The extreme acoustic anisotropy and fast sound velocities of cubic high-pressure ice polymorphs at Mbar pressure

Abstract

We presented the experimentally determined single-crystal elasticity model of ice up to 103(3) GPa, based on the sound velocity measurements of high-P ice polymorphs within multiple diamond anvil cells using Brillouin spectroscopy. We have not observed any discontinuities of the P-wave (Vp) or S-wave (Vs) velocities over the entire P range. The elastic moduli of high-P ice show a close to linear P dependence.
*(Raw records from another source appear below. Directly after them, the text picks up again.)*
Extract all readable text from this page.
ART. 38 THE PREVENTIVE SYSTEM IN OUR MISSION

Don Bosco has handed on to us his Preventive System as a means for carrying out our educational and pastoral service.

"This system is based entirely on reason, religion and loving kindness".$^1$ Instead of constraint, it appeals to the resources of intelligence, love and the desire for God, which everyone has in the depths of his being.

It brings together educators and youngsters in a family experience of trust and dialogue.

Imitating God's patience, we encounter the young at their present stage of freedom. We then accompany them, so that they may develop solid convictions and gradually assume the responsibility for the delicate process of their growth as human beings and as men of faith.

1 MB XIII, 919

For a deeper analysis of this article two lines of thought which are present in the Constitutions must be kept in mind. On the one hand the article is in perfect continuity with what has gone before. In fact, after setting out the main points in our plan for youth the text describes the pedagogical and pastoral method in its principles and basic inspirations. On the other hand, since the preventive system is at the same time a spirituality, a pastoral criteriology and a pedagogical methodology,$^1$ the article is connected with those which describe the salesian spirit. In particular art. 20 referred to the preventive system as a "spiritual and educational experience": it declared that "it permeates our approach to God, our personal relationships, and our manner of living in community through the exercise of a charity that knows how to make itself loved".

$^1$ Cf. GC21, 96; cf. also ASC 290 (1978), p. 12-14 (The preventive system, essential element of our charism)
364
In comparison with the high-P silicate minerals in terrestrial planetary bodies, the Vp and Vs values of ice exceed those of both bridgmanite and ferropericlase at P > 80–90 GPa, counter-intuitively indicating that the high-P ice, if existing in the deep terrestrial planets' interior, is not a slow phase. Instead, the high-P ice shows extremely strong elastic anisotropy, reaching 27% and 74% at 100 GPa for Vp and Vs, respectively. The presence of high-P ice in terrestrial planets' interior, even on a small scale may lead to the observable anisotropic signatures, such as the 25% Vs anisotropy in the deep earthquake-generating zone in subducting slabs. We anticipate our measurements to serve as an important base for explaining and modeling the geophysical observations for various types of planetary bodies.